La MCC Gallery de Marrakech, au Maroc – Marrakech Contemporary Collection – fondée et dirigée par Fatima-Zohra Bennani Bennis, participe au renouveau créatif de l’art contemporain au Maroc, qu’elle cultive selon un haut degré d’exigence la plaçant au niveau international. Elle possède un grand espace dans le quartier industriel de Sidi Ghanem et donne corps à l’ambition des artistes qu’elle accompagne. C’est aujourd’hui Amine El Gotaibi, artiste multiforme né à Fès, qui pour ses projets d’envergure dans l’espace et dans le temps, convoque toutes disciplines traditionnelles comme dessin, vidéo ou peinture, ainsi que des installations comme l’ingénierie mécanique ou le voyage. Son œuvre interroge poétiquement les pouvoirs hégémoniques. Pour lui, « créer, c’est l’obsession indéfinie d’un acte défini. » Il s’intéresse aux moutons et explore un savoir-faire ancestral lié à la laine et présente ici, sur un métier à tisser vertical, une œuvre douce et vaporeuse intitulée Désert de laine, réalisée en 2022.

Andrew Ntshabele, Loo and Lou Gallery (4)

Né dans une petite ville rurale d’Afrique du Sud au temps de l’apartheid et vivant à Johannesburg depuis l’âge de quatre ans, Andrew Ntshabele se souvient de ses fêlures et travaille en lien avec son environnement. Il utilise la technique du collage et plus particulièrement du papier journal qui a valeur de document historique et y transpose des scènes de la vie quotidienne qu’il prend en photo et qu’il peint, mettant l’accent sur les personnes ordinaires. Il présente The Inner city of Johannesburg et Enfance. « Mes sujets reflètent le monde dans lequel je vis, les gens qui m’entourent et mes œuvres d’art sont une forme de commentaire social. » Il est représenté par Loo and Lou Gallery, de Paris.

Une installation monumentale, sur une proposition curatoriale de Fahamu Pecou, artiste et fondateur d’ADAMA – African Diaspora Art Museum of Atlanta – a pris place au cœur de la Foire : Limin/en, de l’artiste jamaïcain Cosmo Whyte, qui vit et travaille à Los Angelès et qui est représenté par la galerie Anat Ebgi.
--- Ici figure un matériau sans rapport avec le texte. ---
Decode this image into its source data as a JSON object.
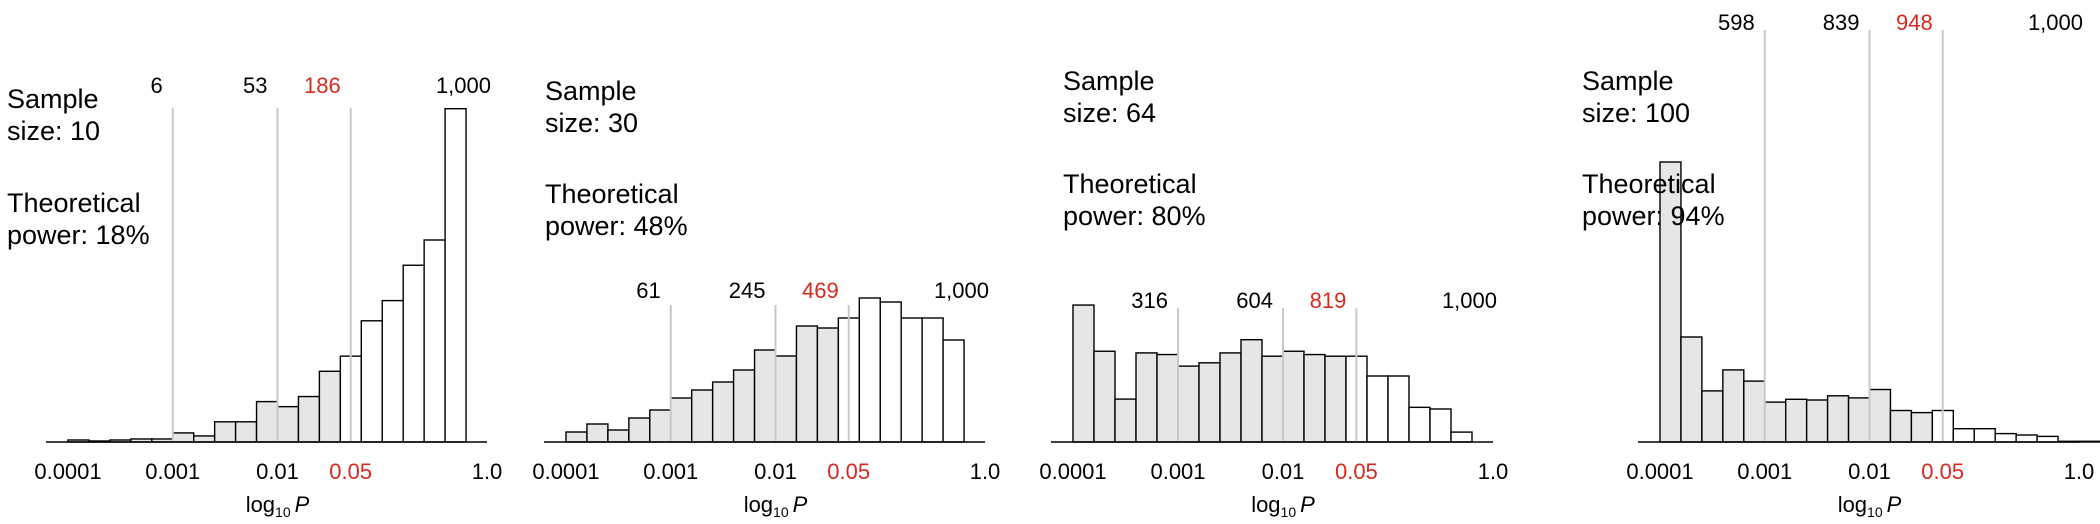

L’artiste cherche à reconstruire les histoires et les identités fragmentées, déchirées par le colonialisme et la suprématie blanche. Il travaille sur la perception et s’appuie sur l’ouvrage du philosophe kenyan, Ngugi wa Thiong’o, publié en 2009, Something Torn and New – An African Renaissance. Il s’inspire des projets architecturaux inachevés de son père et utilise le dessin, la sculpture et la photographie, invitant à la réflexion entre architecture et pouvoir, nationalisme et déracinement. On pénètre dans son espace comme dans un labyrinthe, quelques mots sont posés sur les parois, des personnages telles des ombres s’impriment sur des rideaux de minuscules perles noires disposées en rangs très serrés.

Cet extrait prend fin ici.